Michael has to close his eyes and wait.
When he is done waiting, his cigarette is half gone, and he does not know how it has happened. He feels along the bones in his chest, ticking off calamities, noting each and every ridge. Here is Paris. Here is New York State. Here is Catigny. Sometimes he takes the train down to Saint-Jean-De-Luz. Cigarette in hand, shirt loose, he shuffles into the water and scans the horizon for America. It is hiding. The girls seem to like him in Saint Jean, coddle his bad leg and croon in pretty French. He has even made it with a couple. There is no point in lying now. Je ne tene pour le guerre et la politique. Mais je tene pour la danse. Pourquoi ne danseraient-vous pas avec moi?

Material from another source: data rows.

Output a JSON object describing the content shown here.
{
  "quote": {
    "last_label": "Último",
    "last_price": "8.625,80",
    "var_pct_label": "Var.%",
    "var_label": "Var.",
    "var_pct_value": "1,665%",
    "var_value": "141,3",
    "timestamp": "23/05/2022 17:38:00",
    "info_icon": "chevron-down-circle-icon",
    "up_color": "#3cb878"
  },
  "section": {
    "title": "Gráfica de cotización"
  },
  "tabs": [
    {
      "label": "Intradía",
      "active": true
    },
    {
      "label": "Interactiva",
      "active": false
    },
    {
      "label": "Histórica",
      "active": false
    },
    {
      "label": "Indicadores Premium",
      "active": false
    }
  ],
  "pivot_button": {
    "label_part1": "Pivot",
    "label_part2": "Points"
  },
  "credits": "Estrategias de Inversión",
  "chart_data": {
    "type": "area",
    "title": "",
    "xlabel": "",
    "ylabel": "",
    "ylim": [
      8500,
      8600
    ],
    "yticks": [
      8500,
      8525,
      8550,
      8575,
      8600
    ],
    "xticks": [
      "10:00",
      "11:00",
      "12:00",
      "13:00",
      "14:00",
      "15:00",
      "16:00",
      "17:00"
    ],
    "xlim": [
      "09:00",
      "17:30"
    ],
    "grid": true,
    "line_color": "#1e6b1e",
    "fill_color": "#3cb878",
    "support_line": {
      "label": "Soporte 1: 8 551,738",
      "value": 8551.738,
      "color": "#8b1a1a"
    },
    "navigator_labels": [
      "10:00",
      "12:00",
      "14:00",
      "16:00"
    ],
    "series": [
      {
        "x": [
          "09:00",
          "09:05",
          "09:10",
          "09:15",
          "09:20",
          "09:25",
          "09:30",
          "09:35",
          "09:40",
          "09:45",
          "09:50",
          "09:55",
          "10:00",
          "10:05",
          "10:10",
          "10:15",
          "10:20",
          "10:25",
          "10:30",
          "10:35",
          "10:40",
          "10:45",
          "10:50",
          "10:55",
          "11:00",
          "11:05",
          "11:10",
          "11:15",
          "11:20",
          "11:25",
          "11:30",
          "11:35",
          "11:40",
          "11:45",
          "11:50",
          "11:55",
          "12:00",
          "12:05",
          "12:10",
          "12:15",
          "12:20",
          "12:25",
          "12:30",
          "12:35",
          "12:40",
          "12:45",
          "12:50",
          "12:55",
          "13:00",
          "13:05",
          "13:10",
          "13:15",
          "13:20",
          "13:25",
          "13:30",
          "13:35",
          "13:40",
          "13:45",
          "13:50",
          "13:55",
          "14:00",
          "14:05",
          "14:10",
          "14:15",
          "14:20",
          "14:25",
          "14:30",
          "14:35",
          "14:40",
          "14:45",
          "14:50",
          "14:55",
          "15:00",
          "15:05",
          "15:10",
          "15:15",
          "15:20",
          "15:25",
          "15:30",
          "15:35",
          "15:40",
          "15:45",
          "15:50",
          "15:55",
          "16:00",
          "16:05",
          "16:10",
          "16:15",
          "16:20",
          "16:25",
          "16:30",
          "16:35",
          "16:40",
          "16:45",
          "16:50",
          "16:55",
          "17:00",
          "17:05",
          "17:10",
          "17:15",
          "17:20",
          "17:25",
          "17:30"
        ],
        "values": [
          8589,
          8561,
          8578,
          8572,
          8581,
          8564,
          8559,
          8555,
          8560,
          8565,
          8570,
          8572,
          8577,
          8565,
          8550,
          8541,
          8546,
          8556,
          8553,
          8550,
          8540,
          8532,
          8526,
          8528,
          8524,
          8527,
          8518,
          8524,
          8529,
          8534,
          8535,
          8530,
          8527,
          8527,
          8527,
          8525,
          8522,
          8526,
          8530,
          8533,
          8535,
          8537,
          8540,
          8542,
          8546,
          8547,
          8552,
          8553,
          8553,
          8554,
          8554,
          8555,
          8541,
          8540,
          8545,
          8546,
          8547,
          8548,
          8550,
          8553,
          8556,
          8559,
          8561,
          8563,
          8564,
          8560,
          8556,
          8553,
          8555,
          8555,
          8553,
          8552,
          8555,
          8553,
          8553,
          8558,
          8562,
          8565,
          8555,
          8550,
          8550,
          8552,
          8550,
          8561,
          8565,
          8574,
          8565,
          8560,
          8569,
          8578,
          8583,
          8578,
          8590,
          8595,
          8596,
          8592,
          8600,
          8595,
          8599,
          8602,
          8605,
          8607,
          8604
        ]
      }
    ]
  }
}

C'est mon jamb. C'est mal.
Boy. Some set up.
Leave me alone.
Michael shifts, wanting noise.
Pair-ee in the summertime.
She's a beauty.
The air is still and bloodless. The flowers crawl, imperceptible. The moon is waiting underground. Michael turns his head towards New York City, and listens.
Spare?
What you got?
VD.
That's not funny.
Sure it is.
In the quiet that takes forever, Michael finishes his last cigarette and closes his eyes.